An item along those lines in Kida’s Don’t Believe Everything You Think (page 109) is that in a survey of one million high school seniors, all of them (all of them!?) thought they were above average in their ability to get along with others; 25% thought they were in the top 1%. That just made me laugh and laugh and laugh. I’ve never for one second in my life thought that about myself. Never. I’ve always known perfectly well that I’m terrible at it. I know some other people who are terrible at it, too, though – I even know quite a few who are worse at it than I am, even a lot worse. But if that survey is any indication, they all or almost all think they’re good at it. That’s hilarious. It also explains a lot – I do know some people who are blithely rude and tactless and insulting and get surprised when anyone gets cross with them. Rich people are like that, I’ve noticed – they must think their richness somehow makes people love and admire them so much that rudeness is taken for charm?

There’s a good line in Robyn Dawes’s book Everyday Irrationality (page xi): ‘We neurotics tend to whine, to feel unappreciated, to be “passive aggressive,” and – worst of all – to expect our therapists to alleviate our problems.’ Oh! thought I when I read that, enlightened, I’m a neurotic! That’s good to know. (The therapist bit doesn’t apply, on account of I don’t have one, nor do I have problems. But if I did have a therapist, I would certainly expect it to alleviate anything I wanted alleviated. What’s it there for after all?)

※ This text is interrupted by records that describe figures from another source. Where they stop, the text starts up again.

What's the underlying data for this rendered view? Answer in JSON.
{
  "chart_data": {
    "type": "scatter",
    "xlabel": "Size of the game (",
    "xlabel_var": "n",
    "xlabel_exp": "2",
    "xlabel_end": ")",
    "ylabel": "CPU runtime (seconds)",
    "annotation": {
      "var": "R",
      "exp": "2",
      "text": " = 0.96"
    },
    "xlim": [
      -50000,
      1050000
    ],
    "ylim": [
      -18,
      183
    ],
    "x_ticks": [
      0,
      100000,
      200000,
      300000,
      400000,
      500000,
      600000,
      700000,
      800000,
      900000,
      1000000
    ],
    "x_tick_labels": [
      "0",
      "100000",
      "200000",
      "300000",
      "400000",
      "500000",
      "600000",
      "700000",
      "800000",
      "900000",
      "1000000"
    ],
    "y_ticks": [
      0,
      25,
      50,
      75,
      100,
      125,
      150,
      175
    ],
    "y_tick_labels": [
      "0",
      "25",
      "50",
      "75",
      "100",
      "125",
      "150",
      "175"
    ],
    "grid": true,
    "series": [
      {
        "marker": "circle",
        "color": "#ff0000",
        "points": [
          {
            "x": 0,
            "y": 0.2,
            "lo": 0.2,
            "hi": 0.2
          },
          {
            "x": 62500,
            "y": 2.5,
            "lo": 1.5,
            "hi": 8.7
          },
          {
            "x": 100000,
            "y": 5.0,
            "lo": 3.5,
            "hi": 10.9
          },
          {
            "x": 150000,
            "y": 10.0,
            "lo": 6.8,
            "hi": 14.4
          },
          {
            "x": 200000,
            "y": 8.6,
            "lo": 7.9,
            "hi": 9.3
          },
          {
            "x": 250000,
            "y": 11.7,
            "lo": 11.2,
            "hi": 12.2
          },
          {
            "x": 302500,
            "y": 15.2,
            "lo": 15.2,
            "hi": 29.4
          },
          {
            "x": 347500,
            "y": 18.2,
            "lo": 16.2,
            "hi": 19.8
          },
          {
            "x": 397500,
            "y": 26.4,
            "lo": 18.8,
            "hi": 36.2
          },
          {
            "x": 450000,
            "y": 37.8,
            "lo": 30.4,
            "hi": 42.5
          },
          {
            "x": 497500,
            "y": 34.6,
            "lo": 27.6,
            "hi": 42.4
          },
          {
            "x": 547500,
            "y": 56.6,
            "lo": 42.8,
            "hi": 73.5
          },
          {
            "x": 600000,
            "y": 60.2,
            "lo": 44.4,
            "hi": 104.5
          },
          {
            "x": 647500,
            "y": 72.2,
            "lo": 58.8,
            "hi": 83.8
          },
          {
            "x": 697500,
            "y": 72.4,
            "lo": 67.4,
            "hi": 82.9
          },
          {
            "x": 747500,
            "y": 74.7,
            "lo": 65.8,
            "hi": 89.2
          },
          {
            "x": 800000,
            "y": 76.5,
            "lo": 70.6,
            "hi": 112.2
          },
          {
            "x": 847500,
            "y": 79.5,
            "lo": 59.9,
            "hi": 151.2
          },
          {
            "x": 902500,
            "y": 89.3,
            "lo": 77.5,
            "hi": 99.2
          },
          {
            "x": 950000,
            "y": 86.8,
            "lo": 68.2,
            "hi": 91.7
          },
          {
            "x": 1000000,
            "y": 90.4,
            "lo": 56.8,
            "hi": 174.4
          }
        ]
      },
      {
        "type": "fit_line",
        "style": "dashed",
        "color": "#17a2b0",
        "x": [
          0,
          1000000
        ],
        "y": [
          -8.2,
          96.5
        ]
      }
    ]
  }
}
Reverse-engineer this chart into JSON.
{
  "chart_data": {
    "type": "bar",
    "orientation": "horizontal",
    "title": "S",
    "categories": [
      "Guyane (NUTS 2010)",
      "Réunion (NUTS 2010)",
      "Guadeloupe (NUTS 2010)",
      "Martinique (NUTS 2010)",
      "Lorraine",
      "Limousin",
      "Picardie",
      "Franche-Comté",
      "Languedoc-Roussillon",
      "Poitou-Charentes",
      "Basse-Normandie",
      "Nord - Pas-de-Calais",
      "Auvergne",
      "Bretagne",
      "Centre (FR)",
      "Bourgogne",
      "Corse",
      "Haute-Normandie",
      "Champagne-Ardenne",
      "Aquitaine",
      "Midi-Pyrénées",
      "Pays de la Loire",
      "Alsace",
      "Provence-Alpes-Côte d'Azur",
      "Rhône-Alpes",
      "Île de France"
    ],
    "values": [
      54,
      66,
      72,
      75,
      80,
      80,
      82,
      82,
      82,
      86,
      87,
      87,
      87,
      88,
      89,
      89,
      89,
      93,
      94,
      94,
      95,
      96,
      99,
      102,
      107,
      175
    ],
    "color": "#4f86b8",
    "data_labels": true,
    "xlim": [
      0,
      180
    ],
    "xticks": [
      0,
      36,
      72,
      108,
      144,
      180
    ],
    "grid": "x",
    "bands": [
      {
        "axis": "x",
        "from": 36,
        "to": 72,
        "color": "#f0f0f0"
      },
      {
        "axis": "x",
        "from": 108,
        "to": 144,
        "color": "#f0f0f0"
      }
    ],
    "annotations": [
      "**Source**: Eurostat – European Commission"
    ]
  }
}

The bias about not understanding how we appear to others seems particularly applicable to the Bush administration – which prompted some idle musing this morning on the oddity that people like Wolfowitz are clearly not stupid, and yet they seemed to have a really bad case of this inability – a really astonishing blindness to the way an invasion would appear to the rest of the world. They should have had someone like Kahneman (or in fact Kahneman) on the staff.